China, India and other major developing countries quickly returned to breakneck rates of growth after escaping the worst of the economic downturn in 2008 and 2009. Their rapid recoveries showed for the first time that emerging economies have grown big and strong enough to thrive independently while the United States and other rich countries struggle.
And today, to an unprecedented degree, the developing world is driving the global recovery, instead of relying on the United States for economic leadership as it used to. This picture emerges from The Associated Press' new Global Economy Tracker, a quarterly analysis of 22 countries that account for more than 80 percent of the world's economic output.
The shakeup in the world's economic order has taken 30 years. The developing world's share of global economic output has risen from 18 percent in 1980 to 26 percent last year, the World Bank says. So growth in emerging markets now has a far bigger effect on the world's economic performance.
Leading the transformation is China, an economic backwater three decades ago that last year replaced Japan as the world's second-biggest economy. Japan, after more than a decade of stagnation, is struggling again in the aftermath of the earthquake and nuclear disaster that struck earlier this month.
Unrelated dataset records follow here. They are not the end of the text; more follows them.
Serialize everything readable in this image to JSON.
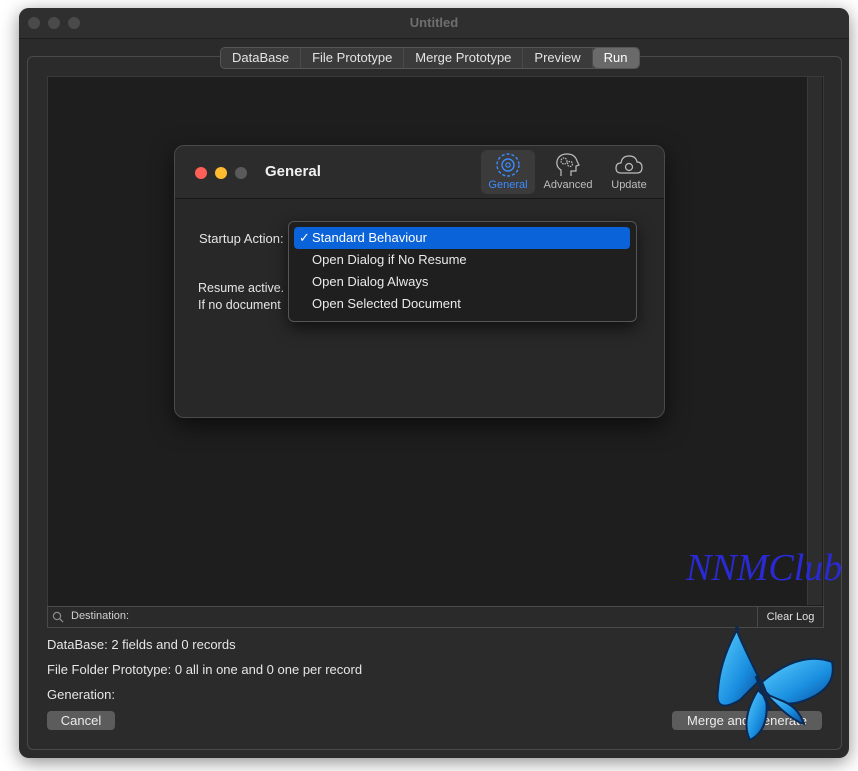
{
  "window": {
    "title": "Untitled"
  },
  "tabs": [
    "DataBase",
    "File Prototype",
    "Merge Prototype",
    "Preview",
    "Run"
  ],
  "active_tab": "Run",
  "log": {
    "destination_label": "Destination:",
    "clear_label": "Clear Log"
  },
  "info": {
    "database": "DataBase:  2 fields and 0 records",
    "prototype": "File Folder Prototype: 0 all in one and 0 one per record",
    "generation": "Generation:"
  },
  "buttons": {
    "cancel": "Cancel",
    "merge": "Merge and Generate"
  },
  "prefs": {
    "title": "General",
    "tabs": [
      {
        "label": "General",
        "icon": "gear-icon"
      },
      {
        "label": "Advanced",
        "icon": "gears-head-icon"
      },
      {
        "label": "Update",
        "icon": "cloud-update-icon"
      }
    ],
    "startup_label": "Startup Action:",
    "desc_line1": "Resume active.",
    "desc_line2": "If no document",
    "menu_items": [
      "Standard Behaviour",
      "Open Dialog if No Resume",
      "Open Dialog Always",
      "Open Selected Document"
    ],
    "menu_check": "✓"
  },
  "watermark": "NNMClub",
  "colors": {
    "accent": "#0a63d8",
    "close": "#ff5f57",
    "minimize": "#febc2e",
    "zoom": "#5a5a5a"
  }
}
Rapid growth in emerging economies has lifted hundreds of millions of people out of poverty and created vast consumer markets for U.S. goods and services. At the same time, "this two-track world poses some unusual risks," warns Nobel Prize-winning economist Joseph Stiglitz of Columbia University. He and others fear that too much money flowing to developing economies is driving up commodity prices and inflating dangerous bubbles in emerging market stocks and housing prices.